Coakley criticizes challenger for 'lack of direction'
Attorney General Martha Coakley, although she faces a little-known candidate, went on the offensive in her reelection bid today, in a sign that she will leave nothing to chance this time after her stunning loss in the January special election for US Senate.
Coakley said her Republican opponent James P. McKenna has shown an “utter lack of direction” in outlining his vision for public safety, protecting residents from the economic crisis, reducing the cost of health care, and other core issues.
“He has not said a word about how he would keep people in their homes or how he would hold those responsible accountable” for the housing crisis, she said.
McKenna shot back that Coakley had "taken the voters for granted."
Coakley, in a Faneuil Hall speech that served as an unofficial kickoff to her campaign, contrasted her long record as a prosecutor with her opponent's record, as a group of district attorneys, crime victims, and police unions endorsed her.
“These are my priorities,” she said. “It’s what I’ve been doing my entire career.”

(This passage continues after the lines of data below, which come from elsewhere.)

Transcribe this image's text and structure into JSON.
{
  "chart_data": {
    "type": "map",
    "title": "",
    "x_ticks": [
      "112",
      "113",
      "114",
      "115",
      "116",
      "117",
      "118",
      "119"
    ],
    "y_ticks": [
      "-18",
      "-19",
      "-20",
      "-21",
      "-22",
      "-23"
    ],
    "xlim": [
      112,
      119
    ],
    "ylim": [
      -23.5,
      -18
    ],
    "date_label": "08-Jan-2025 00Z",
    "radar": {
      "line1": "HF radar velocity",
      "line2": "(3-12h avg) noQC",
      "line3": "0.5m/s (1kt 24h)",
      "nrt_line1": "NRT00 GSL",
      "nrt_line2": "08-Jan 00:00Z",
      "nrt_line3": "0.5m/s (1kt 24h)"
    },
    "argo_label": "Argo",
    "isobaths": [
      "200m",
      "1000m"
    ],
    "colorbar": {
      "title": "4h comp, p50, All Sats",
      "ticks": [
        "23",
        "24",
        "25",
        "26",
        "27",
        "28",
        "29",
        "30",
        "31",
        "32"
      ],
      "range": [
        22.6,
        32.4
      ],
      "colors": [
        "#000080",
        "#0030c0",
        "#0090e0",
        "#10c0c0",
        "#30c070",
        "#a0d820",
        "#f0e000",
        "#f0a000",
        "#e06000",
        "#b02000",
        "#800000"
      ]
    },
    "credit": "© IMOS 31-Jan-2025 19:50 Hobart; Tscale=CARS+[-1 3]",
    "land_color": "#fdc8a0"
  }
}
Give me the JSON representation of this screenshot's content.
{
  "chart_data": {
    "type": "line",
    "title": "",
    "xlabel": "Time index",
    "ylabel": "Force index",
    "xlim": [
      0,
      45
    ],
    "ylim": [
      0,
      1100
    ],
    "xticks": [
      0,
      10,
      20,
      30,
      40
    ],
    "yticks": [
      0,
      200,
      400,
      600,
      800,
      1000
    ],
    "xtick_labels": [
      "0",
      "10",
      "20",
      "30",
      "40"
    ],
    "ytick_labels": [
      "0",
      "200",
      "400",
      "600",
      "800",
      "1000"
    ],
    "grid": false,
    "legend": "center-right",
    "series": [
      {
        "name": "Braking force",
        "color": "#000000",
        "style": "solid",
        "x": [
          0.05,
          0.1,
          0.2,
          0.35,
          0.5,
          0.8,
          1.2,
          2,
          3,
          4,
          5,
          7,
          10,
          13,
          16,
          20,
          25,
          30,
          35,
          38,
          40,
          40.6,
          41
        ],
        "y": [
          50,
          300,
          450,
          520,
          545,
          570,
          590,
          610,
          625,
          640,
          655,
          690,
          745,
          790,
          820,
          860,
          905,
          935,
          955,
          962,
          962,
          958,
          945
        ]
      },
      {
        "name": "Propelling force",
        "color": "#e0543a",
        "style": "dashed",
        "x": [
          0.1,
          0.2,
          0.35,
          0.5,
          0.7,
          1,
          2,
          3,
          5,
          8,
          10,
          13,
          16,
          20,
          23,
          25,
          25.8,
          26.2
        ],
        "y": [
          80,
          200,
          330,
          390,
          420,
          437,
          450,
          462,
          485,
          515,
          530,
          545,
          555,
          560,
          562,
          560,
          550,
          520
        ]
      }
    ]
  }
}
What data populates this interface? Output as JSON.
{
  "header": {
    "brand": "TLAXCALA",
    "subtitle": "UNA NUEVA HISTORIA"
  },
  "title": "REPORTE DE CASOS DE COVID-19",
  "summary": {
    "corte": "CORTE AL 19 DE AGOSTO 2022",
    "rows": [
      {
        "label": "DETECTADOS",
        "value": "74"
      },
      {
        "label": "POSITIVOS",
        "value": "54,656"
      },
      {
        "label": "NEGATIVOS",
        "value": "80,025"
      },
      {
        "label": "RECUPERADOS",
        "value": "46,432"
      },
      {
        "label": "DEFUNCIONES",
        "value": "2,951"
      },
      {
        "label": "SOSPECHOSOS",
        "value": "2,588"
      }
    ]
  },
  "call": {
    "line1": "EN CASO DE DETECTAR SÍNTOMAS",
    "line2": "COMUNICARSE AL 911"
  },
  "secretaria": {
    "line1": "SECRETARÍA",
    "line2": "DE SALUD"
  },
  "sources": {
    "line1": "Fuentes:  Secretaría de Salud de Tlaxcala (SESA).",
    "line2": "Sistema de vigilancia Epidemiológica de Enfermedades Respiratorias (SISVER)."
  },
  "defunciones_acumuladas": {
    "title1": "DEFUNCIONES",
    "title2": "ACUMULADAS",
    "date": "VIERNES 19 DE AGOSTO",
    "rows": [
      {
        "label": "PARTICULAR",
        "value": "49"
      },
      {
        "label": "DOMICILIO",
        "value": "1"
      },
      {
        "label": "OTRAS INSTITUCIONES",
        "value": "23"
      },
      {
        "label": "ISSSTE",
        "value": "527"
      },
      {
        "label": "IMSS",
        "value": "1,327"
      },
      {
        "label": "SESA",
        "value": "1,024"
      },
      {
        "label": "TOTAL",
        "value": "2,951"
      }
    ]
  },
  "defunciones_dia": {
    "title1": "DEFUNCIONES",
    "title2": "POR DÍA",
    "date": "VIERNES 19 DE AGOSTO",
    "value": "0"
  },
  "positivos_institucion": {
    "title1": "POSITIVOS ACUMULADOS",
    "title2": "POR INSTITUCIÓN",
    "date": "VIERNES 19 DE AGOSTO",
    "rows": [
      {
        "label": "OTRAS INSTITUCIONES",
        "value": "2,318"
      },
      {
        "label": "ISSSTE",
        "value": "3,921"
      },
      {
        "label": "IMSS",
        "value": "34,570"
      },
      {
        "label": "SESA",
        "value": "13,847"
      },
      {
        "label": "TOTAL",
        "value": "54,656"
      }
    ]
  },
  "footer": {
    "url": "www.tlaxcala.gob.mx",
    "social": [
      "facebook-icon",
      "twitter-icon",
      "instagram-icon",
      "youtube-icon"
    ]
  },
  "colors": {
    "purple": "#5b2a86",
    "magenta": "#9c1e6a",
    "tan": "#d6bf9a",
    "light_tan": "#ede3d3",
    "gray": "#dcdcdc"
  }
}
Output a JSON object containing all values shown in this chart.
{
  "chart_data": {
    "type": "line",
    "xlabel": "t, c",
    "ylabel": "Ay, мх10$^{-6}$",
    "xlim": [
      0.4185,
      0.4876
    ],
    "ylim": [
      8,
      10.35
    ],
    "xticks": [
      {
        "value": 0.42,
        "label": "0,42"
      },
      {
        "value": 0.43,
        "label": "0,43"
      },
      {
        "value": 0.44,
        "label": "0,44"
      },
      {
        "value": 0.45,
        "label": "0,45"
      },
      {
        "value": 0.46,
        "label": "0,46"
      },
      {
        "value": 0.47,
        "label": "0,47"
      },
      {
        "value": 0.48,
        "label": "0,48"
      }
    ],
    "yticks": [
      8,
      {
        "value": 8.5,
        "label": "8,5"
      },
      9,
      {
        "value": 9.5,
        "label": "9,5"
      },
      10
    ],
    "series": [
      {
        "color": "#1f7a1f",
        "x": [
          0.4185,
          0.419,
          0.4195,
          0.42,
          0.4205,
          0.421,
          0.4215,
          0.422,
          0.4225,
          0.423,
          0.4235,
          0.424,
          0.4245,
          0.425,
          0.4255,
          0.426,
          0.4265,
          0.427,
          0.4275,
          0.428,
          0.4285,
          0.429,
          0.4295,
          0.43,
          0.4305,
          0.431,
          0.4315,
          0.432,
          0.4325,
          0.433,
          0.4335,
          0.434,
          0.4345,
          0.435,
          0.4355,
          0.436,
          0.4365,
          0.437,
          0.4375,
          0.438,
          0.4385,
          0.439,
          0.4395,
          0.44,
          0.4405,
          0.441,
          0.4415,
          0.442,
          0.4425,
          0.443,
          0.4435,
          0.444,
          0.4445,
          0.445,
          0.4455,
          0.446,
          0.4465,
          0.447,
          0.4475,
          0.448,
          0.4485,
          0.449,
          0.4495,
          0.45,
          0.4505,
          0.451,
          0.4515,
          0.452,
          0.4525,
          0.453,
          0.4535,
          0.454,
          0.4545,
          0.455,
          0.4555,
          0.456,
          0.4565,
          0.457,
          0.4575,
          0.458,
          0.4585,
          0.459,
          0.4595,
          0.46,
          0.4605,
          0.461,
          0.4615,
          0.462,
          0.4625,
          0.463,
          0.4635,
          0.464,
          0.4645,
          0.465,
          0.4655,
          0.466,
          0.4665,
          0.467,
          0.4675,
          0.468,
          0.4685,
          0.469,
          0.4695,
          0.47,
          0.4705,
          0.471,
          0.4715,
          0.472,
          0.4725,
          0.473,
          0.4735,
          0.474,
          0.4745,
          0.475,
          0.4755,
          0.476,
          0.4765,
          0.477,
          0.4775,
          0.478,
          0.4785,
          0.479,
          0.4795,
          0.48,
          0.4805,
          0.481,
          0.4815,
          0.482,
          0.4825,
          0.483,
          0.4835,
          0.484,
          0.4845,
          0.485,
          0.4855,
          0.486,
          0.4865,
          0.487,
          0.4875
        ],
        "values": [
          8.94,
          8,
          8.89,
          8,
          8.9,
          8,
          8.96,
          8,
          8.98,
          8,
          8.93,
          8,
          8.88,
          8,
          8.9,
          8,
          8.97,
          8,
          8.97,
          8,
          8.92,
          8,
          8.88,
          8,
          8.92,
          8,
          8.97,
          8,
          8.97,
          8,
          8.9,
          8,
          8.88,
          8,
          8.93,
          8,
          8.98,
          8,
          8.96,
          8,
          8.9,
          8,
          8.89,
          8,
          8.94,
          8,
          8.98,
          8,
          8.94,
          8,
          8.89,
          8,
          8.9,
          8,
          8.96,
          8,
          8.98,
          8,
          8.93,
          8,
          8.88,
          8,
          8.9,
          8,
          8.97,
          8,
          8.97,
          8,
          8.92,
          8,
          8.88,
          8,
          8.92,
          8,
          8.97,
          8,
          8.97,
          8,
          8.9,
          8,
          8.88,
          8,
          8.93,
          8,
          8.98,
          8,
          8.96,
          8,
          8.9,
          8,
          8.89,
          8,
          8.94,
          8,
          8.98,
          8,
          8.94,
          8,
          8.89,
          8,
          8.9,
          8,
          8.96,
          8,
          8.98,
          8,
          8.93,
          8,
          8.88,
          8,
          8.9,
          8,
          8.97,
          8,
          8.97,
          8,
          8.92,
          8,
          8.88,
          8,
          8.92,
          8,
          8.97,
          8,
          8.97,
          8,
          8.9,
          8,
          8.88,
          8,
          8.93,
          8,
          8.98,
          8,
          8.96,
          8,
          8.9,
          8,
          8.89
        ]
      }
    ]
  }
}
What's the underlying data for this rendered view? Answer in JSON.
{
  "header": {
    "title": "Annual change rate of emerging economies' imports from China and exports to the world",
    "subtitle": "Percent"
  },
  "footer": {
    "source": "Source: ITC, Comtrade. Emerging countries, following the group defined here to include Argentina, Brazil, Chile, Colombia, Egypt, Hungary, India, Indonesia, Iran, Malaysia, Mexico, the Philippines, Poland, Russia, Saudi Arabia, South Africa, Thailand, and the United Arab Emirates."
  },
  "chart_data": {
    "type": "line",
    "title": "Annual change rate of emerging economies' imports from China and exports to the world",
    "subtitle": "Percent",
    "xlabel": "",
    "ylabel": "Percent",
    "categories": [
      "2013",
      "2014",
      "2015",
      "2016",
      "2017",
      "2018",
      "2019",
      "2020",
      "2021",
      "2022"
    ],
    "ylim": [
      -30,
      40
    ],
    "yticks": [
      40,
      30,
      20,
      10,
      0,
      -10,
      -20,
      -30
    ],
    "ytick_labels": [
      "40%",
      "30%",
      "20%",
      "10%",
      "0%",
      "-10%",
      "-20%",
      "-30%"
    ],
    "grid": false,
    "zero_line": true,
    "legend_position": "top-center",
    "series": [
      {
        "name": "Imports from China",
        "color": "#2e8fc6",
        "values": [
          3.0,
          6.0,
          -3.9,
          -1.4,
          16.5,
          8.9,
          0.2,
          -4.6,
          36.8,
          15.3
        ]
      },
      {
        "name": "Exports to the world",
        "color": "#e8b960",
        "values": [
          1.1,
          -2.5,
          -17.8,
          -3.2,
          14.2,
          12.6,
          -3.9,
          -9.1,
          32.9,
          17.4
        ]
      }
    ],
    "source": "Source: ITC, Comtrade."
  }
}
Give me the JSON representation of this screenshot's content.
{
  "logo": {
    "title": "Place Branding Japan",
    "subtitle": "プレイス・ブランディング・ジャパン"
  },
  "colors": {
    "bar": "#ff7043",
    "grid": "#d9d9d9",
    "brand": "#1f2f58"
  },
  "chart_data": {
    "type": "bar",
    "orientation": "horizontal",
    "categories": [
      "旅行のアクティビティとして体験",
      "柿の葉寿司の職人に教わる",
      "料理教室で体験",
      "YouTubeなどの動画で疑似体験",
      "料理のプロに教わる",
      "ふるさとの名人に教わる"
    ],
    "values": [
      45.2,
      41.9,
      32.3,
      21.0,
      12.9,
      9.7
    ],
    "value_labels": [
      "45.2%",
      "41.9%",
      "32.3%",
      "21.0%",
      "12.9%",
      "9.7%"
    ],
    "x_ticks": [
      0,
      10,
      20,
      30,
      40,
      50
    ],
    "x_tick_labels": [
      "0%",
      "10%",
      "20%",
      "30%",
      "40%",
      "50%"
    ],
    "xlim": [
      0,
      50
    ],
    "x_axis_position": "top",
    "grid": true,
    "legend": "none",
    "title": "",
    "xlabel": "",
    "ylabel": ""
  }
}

Coakley said she learned her lesson following her loss to Scott Brown, now the junior senator in Washington. She said she has been campaigning for attorney general since February, even though she did not yet have an opponent, because she wanted to regain whatever confidence voters may have lost in her following that election.
McKenna, who made it onto the ballot after receiving the minimum number of votes as a write-in candidate in the primary, has attacked Coakley as soft on enforcing illegal immigration, prosecuting political corruption, and protecting consumers.
He said in a statement that Coakley "wants a ‘do-over’ now that there is a choice in November."
"She can change her shoes, her campaign methods, and her message but she can’t change the fact that she has taken the voters for granted," he said.
Speakers at the event today included the mother of Matthew Eappen, the baby boy who was shaken to death by his nanny, Louise Woodward, in the case a dozen years ago that first brought Coakley into the public eye. Suffolk District Attorney Daniel F. Conley and Middlesex District Attorney Gerard T. Leone Jr. (who worked with Coakley on the 1997 Woodward case), also attended.